By Kristin Belz December 20, 2011


It looks alive, and it is: an air plant ornament dangles daringly at Emerald Petals.

Christmas tree ornaments are intended to inspire and delight – and indeed, the usual red balls, white snowflakes and angels, golden bells and twinkling lights do add sparkle and color to a Christmas tree. But do they literally add life? The air plant ornament does.

This seems to be the year for air plants, those exotic tendrilly creature-like plants that subsist on little more than air. Light as a feather, and not needing to be fed by soil, they can dangle delicately from a hanging planter.

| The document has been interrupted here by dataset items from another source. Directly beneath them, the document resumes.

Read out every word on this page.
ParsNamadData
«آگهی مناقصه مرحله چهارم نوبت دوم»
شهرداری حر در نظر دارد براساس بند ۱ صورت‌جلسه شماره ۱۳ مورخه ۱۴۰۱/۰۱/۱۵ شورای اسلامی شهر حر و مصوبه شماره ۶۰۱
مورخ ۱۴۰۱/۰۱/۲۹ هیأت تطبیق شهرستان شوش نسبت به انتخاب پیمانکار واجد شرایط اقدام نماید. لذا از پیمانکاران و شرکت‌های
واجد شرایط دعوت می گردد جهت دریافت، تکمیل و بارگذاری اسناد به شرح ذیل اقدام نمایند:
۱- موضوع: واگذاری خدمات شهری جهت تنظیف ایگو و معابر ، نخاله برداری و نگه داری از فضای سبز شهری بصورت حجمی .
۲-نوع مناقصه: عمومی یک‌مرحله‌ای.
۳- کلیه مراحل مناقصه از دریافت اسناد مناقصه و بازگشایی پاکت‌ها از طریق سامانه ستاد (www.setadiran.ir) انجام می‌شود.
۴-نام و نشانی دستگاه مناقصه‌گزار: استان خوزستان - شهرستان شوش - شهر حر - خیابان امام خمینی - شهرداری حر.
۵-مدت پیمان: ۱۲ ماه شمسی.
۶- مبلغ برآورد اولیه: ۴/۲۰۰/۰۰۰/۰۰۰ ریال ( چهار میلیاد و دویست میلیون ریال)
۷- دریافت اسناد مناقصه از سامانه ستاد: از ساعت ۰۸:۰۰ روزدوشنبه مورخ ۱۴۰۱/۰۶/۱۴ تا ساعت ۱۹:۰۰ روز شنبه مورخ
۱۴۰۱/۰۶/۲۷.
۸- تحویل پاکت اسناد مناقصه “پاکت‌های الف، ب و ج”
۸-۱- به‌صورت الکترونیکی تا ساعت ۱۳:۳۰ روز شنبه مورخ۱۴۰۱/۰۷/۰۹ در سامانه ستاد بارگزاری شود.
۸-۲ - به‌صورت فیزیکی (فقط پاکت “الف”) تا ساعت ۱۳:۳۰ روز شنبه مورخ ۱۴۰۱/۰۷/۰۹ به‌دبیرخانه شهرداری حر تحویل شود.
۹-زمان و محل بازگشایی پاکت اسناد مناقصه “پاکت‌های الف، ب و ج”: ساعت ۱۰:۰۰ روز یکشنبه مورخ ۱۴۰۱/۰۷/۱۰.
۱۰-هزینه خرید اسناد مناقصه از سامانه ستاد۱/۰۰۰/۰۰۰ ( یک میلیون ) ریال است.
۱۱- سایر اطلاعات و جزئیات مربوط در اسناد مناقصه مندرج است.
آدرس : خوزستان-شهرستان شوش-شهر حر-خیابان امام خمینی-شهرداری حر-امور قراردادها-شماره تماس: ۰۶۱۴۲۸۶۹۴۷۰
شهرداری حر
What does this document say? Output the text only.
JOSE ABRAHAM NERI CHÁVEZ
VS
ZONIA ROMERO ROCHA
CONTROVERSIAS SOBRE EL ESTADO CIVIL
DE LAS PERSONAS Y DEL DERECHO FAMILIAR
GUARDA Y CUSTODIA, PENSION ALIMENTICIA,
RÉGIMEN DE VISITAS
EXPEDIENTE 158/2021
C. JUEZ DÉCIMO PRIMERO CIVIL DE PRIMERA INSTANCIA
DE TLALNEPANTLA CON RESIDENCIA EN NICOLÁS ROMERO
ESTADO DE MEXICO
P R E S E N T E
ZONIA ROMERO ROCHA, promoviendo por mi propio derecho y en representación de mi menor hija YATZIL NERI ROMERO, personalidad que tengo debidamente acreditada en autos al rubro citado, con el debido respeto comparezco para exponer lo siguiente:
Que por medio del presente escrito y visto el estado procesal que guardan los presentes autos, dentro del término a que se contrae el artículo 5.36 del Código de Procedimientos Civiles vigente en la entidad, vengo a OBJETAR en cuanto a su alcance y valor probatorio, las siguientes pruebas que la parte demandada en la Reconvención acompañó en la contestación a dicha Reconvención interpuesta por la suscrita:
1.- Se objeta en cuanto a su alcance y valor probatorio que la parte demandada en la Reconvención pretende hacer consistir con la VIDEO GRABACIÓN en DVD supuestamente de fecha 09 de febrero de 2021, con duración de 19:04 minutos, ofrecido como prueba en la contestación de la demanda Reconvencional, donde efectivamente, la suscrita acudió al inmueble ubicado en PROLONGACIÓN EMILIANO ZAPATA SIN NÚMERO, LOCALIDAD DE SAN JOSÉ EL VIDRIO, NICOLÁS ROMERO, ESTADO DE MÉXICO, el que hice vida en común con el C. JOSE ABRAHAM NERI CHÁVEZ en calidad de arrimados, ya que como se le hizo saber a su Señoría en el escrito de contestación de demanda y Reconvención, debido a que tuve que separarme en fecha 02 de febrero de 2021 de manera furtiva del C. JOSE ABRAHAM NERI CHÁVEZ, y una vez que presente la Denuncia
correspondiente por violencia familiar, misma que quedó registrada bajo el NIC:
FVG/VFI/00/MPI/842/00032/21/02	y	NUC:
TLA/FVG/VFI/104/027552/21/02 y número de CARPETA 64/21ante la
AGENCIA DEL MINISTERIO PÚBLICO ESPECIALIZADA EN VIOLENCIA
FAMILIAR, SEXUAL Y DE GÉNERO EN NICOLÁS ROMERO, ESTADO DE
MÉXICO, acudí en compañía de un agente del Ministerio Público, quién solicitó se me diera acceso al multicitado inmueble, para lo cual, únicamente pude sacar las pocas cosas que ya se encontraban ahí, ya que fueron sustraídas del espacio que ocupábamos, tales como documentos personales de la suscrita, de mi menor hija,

And if they’re small enough (most of them are), they make a perfect addition to the holiday tree.

Their official name is Tillandsia, which seems much more appropriate for such exquisite natural creations. Emerald Petals (the "eco-florist" on Mississippi Avenue in Portland) has some beauties. Some (see photo) have winding wiry green tendrils that look like they might reach out and grab you. Definitely not your grandma’s Christmas ornament.

The various shapes and sizes of Tillandsia can nestle into little shells or globes or bits of tree branches; dangle them by a window after the hoiiday tree has been dismantled. Two great sources for air plants to assemble on your own into a Christmas creation are Paxton Gate and Garden Fever. Most plants are between $4 and $12.

To thrive over time, they do take some care – a spritz of water and even a little soak occasionally will keep them alive. See the Air Plant City website for the information you’ll need to be a good caretaker.

On a related note, air plants are riding the tide of terrarium popularity: check out the new book by Portland Monthly Plantwise blogger Kate Bryant, Terrarium Craft. The New York Times has named it one of the most notable books of 2011.